Большевиков можно обвинить в чем угодно, но только не в высвобождении российской анархической стихии – это целиком на совести Временного правительства. Ленин лишь использовал в своих целях сложившуюся обстановку, а потом – когда надобность миновала – завинтил так, что ни одна свободолюбивая каналья пикнуть не смела.

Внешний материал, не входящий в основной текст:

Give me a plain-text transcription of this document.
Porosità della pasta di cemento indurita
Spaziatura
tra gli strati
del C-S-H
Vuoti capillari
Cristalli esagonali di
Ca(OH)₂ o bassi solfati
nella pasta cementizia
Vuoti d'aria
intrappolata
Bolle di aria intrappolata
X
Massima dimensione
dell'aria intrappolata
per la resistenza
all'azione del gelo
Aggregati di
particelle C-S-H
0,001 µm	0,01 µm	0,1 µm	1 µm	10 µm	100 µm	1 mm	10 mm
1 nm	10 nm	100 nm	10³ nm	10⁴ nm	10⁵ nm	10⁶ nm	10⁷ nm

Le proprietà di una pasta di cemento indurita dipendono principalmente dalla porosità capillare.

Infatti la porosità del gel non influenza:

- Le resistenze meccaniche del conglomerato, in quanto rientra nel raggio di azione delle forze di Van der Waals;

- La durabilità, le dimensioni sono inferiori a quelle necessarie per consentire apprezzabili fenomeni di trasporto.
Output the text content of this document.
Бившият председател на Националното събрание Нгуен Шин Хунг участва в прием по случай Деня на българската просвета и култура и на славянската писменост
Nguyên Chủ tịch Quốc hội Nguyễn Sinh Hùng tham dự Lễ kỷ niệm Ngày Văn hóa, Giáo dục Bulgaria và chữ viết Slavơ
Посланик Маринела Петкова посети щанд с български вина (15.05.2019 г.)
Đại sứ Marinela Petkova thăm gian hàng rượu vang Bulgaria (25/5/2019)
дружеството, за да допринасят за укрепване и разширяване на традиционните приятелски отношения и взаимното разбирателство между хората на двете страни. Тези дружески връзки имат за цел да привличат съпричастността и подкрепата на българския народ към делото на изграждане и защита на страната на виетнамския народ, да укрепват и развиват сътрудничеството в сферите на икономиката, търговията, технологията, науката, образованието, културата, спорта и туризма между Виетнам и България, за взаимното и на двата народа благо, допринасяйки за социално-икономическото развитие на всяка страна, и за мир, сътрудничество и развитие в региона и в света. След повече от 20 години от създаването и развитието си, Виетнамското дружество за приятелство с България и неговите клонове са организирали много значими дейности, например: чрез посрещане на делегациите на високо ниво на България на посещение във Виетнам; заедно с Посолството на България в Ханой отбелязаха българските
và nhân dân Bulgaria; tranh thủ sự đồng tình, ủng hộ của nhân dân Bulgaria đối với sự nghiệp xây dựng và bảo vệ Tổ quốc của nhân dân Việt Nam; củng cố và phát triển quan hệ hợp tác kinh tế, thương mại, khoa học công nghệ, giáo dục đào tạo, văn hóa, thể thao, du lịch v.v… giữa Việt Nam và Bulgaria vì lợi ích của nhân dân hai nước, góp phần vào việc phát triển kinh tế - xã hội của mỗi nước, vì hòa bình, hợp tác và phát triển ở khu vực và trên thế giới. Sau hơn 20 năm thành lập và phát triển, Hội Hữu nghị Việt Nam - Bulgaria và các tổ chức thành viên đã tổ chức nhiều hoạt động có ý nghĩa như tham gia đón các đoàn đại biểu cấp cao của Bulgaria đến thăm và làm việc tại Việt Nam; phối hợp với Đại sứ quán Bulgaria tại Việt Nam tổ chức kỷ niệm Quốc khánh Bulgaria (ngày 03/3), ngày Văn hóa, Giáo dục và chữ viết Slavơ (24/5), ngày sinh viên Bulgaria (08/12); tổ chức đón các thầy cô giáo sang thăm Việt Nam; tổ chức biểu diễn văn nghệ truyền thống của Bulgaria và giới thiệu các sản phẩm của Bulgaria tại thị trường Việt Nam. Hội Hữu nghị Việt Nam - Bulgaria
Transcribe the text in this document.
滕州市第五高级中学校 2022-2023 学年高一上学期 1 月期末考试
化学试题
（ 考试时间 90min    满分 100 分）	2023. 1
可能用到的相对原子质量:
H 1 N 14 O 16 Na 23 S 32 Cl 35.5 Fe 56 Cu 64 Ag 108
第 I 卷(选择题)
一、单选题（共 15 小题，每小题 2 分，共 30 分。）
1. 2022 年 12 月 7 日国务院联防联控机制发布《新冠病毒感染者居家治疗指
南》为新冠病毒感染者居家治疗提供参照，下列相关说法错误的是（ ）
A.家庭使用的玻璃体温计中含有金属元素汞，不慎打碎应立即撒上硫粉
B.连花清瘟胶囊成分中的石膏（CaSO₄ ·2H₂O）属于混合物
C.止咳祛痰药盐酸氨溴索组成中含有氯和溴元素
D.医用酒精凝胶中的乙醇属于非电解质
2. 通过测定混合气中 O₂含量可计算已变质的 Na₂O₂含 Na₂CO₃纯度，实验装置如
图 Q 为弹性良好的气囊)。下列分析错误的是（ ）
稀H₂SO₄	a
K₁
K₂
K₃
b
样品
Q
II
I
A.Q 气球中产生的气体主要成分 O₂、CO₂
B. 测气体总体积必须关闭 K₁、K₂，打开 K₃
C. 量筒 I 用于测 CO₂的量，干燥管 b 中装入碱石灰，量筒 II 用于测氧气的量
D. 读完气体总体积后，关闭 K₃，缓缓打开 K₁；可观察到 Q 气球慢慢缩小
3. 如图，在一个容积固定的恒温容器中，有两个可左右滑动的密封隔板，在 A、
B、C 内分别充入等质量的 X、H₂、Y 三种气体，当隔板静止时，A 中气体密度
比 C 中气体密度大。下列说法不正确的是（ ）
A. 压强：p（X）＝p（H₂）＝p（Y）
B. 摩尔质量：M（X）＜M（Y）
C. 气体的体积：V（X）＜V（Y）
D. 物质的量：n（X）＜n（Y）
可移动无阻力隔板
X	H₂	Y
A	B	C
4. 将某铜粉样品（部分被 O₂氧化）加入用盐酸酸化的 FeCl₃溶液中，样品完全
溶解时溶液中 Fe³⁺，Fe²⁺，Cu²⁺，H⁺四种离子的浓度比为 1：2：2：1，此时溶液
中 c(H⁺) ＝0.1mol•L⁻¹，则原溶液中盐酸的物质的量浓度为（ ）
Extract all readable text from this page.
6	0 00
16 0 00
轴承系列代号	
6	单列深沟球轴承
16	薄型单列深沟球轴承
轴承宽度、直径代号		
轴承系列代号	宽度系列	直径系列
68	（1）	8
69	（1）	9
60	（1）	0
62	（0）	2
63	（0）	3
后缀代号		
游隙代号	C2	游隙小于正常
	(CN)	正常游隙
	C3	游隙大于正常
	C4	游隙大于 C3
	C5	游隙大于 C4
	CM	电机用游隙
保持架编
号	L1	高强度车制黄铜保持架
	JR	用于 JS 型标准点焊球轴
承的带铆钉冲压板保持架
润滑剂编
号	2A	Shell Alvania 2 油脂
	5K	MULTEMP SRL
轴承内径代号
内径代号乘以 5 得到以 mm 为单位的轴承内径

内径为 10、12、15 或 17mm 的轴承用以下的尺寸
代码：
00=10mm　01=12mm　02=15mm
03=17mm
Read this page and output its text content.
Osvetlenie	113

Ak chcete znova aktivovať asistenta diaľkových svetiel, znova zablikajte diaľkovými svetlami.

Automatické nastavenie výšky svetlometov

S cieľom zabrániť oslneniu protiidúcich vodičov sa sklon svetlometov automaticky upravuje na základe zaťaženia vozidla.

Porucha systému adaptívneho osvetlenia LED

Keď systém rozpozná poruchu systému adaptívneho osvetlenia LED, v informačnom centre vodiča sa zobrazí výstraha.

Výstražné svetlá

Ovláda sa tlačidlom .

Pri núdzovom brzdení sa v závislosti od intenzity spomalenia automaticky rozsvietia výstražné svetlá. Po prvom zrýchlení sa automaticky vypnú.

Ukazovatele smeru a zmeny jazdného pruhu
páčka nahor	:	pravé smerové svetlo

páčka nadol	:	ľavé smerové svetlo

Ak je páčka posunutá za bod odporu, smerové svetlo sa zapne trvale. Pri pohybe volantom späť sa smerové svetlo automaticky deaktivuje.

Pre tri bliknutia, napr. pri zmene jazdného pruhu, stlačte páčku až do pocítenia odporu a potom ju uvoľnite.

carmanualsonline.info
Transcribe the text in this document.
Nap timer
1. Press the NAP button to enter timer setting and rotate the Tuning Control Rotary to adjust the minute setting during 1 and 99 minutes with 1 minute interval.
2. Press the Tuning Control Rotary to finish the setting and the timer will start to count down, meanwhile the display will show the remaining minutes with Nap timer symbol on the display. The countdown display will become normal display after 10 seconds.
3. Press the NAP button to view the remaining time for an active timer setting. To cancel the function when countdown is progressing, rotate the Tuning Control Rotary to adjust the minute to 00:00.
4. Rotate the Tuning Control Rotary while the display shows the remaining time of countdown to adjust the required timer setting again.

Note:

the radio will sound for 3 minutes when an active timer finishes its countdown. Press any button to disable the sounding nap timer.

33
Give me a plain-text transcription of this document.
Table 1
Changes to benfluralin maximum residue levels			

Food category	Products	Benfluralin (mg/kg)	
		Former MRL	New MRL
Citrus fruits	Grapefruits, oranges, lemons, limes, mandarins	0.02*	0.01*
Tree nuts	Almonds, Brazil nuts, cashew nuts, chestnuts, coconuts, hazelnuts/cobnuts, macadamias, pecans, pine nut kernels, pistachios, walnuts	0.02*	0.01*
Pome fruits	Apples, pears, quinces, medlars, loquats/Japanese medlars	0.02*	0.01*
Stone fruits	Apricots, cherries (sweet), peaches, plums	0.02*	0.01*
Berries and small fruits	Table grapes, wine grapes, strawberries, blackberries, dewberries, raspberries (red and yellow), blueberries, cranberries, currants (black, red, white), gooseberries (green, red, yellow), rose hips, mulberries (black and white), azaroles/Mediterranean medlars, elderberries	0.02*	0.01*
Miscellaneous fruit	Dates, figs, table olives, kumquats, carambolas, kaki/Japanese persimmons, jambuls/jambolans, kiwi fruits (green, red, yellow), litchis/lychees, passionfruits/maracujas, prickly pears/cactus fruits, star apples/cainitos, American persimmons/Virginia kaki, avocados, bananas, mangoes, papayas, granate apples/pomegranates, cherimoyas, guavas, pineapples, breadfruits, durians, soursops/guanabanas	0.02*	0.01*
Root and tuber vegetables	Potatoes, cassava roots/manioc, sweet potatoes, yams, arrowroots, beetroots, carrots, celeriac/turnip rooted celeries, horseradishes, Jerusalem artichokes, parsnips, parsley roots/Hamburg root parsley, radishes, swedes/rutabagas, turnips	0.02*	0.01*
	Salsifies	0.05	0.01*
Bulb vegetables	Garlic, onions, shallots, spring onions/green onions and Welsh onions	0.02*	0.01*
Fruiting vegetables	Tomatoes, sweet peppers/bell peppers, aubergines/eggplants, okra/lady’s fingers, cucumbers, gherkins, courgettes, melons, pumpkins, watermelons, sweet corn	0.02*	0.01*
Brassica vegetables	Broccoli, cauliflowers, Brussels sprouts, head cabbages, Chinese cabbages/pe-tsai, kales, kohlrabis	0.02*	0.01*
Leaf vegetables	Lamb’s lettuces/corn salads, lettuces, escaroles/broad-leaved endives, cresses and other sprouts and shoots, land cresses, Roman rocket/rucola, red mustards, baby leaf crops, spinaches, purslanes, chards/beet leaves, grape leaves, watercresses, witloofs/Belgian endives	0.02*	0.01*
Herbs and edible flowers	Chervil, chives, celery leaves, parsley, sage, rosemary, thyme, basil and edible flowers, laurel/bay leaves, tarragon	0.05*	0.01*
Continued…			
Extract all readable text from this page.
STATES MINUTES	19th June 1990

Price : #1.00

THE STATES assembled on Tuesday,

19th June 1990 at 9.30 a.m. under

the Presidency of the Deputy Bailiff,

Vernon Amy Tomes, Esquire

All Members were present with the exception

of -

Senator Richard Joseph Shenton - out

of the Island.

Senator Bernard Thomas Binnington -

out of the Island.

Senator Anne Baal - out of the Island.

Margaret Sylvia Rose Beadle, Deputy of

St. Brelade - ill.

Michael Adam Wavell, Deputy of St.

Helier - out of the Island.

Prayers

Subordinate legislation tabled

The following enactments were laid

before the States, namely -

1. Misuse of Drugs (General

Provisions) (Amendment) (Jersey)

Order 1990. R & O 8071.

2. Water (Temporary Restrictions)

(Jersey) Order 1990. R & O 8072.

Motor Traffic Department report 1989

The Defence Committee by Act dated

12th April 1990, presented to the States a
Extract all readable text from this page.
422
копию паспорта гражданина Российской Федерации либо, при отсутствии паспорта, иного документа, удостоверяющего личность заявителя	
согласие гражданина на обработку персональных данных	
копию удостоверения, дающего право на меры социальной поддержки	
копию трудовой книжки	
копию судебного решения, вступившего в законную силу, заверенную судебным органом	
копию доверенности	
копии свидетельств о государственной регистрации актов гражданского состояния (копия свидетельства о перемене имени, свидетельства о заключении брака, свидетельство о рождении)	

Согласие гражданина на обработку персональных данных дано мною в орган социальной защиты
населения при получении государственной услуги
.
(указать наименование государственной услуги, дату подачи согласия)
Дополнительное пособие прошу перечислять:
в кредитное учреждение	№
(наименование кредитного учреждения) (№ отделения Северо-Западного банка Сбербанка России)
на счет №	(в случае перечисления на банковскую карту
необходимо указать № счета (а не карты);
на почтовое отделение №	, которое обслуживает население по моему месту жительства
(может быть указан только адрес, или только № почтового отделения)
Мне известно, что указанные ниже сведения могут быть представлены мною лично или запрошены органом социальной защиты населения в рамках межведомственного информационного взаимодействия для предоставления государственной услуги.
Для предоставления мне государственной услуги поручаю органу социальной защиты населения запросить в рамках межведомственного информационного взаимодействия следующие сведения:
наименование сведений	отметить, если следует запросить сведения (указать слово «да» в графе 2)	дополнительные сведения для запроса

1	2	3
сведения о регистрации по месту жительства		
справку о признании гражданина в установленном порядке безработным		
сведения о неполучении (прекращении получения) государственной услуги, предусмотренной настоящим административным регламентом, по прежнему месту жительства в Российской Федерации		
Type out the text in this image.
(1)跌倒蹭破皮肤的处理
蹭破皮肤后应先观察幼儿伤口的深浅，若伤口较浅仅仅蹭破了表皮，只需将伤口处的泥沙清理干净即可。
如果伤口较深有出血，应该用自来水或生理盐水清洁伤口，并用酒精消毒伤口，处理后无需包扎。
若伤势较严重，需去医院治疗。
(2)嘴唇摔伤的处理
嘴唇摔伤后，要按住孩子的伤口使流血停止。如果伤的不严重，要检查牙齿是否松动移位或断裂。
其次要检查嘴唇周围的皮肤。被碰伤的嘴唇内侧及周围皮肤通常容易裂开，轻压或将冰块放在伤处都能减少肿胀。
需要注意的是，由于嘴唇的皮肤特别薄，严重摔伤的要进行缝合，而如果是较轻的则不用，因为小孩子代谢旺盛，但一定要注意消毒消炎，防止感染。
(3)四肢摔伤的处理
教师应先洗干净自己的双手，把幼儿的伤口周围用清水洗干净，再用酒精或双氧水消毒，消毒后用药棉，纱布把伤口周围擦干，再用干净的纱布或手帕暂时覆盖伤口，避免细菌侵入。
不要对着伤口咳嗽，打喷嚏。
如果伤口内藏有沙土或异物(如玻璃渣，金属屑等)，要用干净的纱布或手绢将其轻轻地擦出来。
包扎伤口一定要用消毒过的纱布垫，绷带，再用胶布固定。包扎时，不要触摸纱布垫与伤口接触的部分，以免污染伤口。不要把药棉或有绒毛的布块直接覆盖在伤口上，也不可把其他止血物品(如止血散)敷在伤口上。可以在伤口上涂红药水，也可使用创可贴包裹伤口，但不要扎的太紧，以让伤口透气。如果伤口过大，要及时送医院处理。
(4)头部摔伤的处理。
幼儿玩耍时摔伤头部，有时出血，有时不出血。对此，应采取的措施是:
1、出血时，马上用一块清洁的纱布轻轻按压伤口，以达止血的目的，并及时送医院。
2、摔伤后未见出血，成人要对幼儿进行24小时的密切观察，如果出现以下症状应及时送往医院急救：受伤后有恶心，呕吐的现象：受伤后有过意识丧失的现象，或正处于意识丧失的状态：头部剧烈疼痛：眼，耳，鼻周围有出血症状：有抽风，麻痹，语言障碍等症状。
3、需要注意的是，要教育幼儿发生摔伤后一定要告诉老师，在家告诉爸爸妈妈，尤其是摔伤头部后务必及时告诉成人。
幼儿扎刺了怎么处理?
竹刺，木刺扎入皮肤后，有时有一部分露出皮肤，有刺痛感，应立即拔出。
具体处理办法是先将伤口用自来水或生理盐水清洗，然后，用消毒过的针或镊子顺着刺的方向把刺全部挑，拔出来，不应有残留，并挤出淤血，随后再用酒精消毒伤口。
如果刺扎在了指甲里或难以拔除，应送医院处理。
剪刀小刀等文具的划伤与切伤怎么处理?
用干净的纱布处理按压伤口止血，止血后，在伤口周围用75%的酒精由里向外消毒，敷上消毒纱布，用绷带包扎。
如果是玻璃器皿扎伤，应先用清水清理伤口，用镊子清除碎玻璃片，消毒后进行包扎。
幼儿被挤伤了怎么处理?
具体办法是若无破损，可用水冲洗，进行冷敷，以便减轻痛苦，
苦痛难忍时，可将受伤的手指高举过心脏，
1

Принято также считать, что «временным» просто не хватило времени: мол, продержись они у власти еще год, и Россия вернулась бы к законности и порядку. Сомнительно в высшей степени.
И дело вовсе не в персоналиях, не в человеческих качествах того или иного сподвижника князя Львова или Керенского. Среди них были законченные мерзавцы как Некрасов, были хронически интриговавшие прохвосты как Львов (не премьер, а обер-прокурор Синода; если мне память не изменяет, он потом, вернувшись из эмиграции, рьяно трудился на ниве антирелигиозного просвещения, ходил в подручных у самого Губельмана-Ярославского). Но большинство членов и первого, и второго (коалиционного), и двух последовавших за этими кабинетов составляли все же люди порядочные и неглупые, искренне стремившиеся вытащить страну из хаоса. Дело, однако, было уже не в них.